Core Concepts
Dynamic-width speculative beam decoding (DSBD) combines the speed advantages of speculative decoding with the accuracy and diversity benefits of beam sampling to enable more efficient and effective inference of large language models.
Abstract
The paper proposes a novel method called dynamic-width speculative beam decoding (DSBD) that integrates speculative decoding with beam sampling to accelerate the inference process of large language models (LLMs) while maintaining high-quality outputs.
Key highlights:
Draft and Verification Scheme: DSBD leverages a smaller auxiliary model to generate multiple draft sequences (draft beams), which are then verified and refined by the larger model. This allows DSBD to maintain multiple candidate sequences throughout the decoding process, achieving better output quality than multinomial sampling.
Dynamic Beam Width Adjustment: DSBD introduces an adaptive mechanism to dynamically tune the number of beams based on the context, optimizing the balance between efficiency and effectiveness.
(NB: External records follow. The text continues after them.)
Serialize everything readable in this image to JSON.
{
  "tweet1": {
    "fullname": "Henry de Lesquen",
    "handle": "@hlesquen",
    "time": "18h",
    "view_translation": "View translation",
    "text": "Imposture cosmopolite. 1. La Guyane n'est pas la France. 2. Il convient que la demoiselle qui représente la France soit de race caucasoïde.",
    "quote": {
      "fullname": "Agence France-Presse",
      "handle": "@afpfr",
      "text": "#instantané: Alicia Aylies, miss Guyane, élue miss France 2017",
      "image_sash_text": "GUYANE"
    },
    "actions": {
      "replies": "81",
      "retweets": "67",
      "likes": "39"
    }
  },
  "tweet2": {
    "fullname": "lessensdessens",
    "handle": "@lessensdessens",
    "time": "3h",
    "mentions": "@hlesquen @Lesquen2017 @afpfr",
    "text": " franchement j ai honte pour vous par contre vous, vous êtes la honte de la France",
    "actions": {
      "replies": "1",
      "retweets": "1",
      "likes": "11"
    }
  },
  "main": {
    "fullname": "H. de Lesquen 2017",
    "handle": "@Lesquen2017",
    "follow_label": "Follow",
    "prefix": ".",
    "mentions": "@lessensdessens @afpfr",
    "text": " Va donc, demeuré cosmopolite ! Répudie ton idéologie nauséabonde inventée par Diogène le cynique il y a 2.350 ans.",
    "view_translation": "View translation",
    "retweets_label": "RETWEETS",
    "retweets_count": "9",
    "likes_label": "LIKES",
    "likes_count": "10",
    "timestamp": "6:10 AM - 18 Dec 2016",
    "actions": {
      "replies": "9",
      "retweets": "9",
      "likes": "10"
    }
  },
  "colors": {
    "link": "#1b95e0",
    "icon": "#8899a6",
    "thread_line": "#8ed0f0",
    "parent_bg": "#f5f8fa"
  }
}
Forest-based Parallel Decoding: DSBD extends the tree-based parallel decoding approach to handle multiple trees (beams) simultaneously, accelerating the verification process.
Memory Cost Reduction: DSBD proposes a simple modification to mitigate the additional memory cost inherent in beam sampling, making it comparable to the memory usage of multinomial sampling and speculative decoding.
The experimental results demonstrate that DSBD achieves a 1.5-1.9x speed-up and 1.8-2.5x lower energy consumption compared to beam sampling, without sacrificing performance on downstream tasks. Moreover, DSBD can produce significantly higher-quality outputs than speculative decoding, while maintaining similar time, memory, and energy costs.
Stats
The paper reports the following key metrics:
Speed-up of 1.5-1.9x compared to beam sampling
1.8-2.5x lower energy consumption compared to beam sampling
Quotes
"By verifying γ tokens in parallel with one run of the large model, speculative decoding reduces the time cost compared to calling the large model γ times."
"Our experimental results demonstrate that our approach achieves a 1.5-1.9× speed-up and 1.8-2.5× smaller energy consumption compared to beam sampling, without sacrificing performance on downstream tasks."